Bagagem, a este, não faltava. Outro candidato badalado é William Stanley
(1561-1642), o 6º Earl de Derby. E até mesmo o escritor Christopher
Marlowe (1564-1593), contemporâneo de Shakespeare, é sugerido ao posto.
Talento, não resta dúvida, ele tinha. E por aí vai.
De minha
parte, seguidor da “Navalha” de Guilherme de Ockham (1285-1347), fico
com a explicação mais simples. A oficial. Shakespeare foi William
Shakespeare mesmo. Aquele cidadão nascido sob o reinado de Elizabeth I
(que foi de 1558 a 1603) na aprazível Stratford-upon-Avon. Por isso,
todas as vezes que pude, fui visitar essa comuna das “Midlands”, do
coração da Inglaterra, distante cerca de 170 km (de automóvel) de
Londres, que, já no tempo de Shakespeare, como registra “The Altlas of
Literature” (editor geral Malcolm Bradbury, Greenwich Editions, 2001),
era uma “market town” bem estabelecida e próspera. Hoje, para vocês
terem uma ideia, Stratford-upon-Avon tem em torno de 30 mil habitantes.
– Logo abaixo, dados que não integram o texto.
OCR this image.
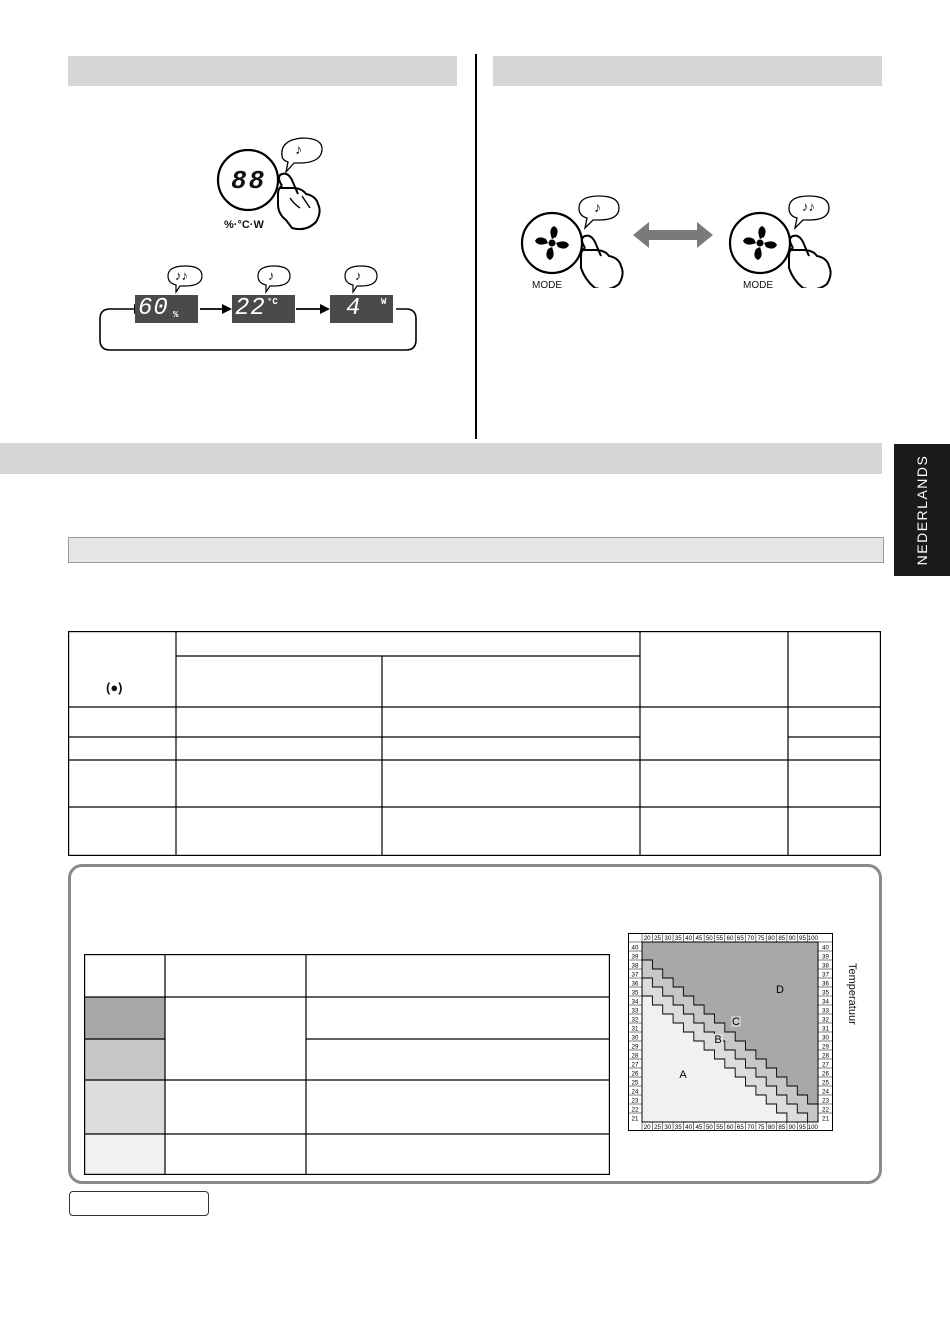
88
♪
%·°C·W
♪♪	♪	♪
60 % 22 °C	4 W
♪	♪♪
MODE	MODE
NEDERLANDS
(●)
20
20
25
25
30
30
35
35
40
40
45
45
50
50
55
55
60
60
65
65
70
70
75
75
80
80
85
85
90
90
95
95
100
100
40	40
39	39
38	38
37	37
36	36
35	35
34	34
33	33
32	32
31	31
30	30
29	29
28	28
27	27
26	26
25	25
24	24
23	23
22	22
21	21
A
B
C
D	Temperatuur
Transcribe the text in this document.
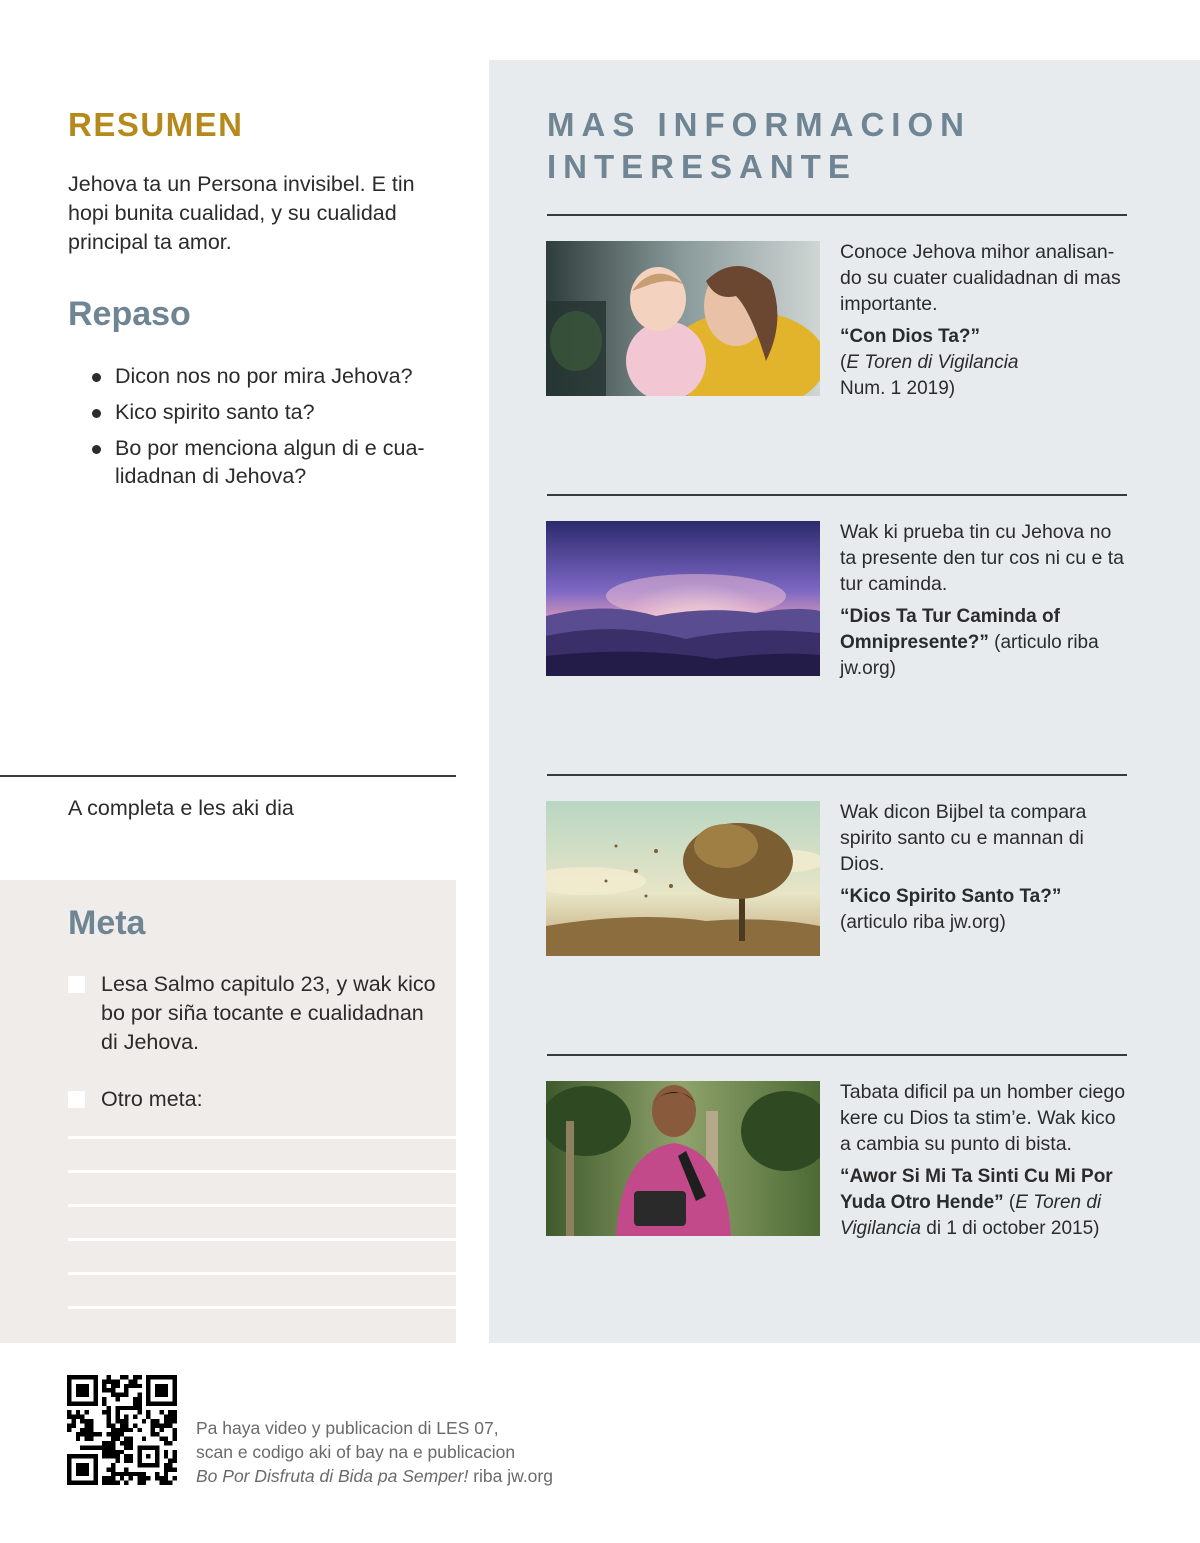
RESUMEN

Jehova ta un Persona invisibel. E tin hopi bunita cualidad, y su cualidad principal ta amor.

Repaso
Dicon nos no por mira Jehova?
Kico spirito santo ta?
Bo por menciona algun di e cua-lidadnan di Jehova?

A completa e les aki dia

Meta
Lesa Salmo capitulo 23, y wak kico bo por siña tocante e cualidadnan di Jehova.
Otro meta:
MAS INFORMACION
INTERESANTE

Conoce Jehova mihor analisan-do su cuater cualidadnan di mas importante.

“Con Dios Ta?”
(E Toren di Vigilancia
Num. 1 2019)

Wak ki prueba tin cu Jehova no ta presente den tur cos ni cu e ta tur caminda.

“Dios Ta Tur Caminda of Omnipresente?” (articulo riba jw.org)

Wak dicon Bijbel ta compara spirito santo cu e mannan di Dios.

“Kico Spirito Santo Ta?”
(articulo riba jw.org)

Tabata dificil pa un homber ciego kere cu Dios ta stim’e. Wak kico a cambia su punto di bista.

“Awor Si Mi Ta Sinti Cu Mi Por Yuda Otro Hende” (E Toren di Vigilancia di 1 di october 2015)

Pa haya video y publicacion di LES 07,
scan e codigo aki of bay na e publicacion
Bo Por Disfruta di Bida pa Semper! riba jw.org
Mas recebe coisa de quase 3 milhões de turistas ao ano (bendito
turismo!).
Shakespeare nasceu ali, afirmo, em 1564, na famosa
casa da Henley Street. Foi depois trabalhar em Londres. Foi ator. Foi
poeta e dramaturgo. Foi produtor e empresário. Gozou seu auge, por assim
dizer, na grande capital do Reino. Mas Shakespeare voltou à sua terra
natal. Em 1611, segundo se registra, já rico e famoso e com o seu brasão
de armas. E foi viver em “New Place” até a sua morte.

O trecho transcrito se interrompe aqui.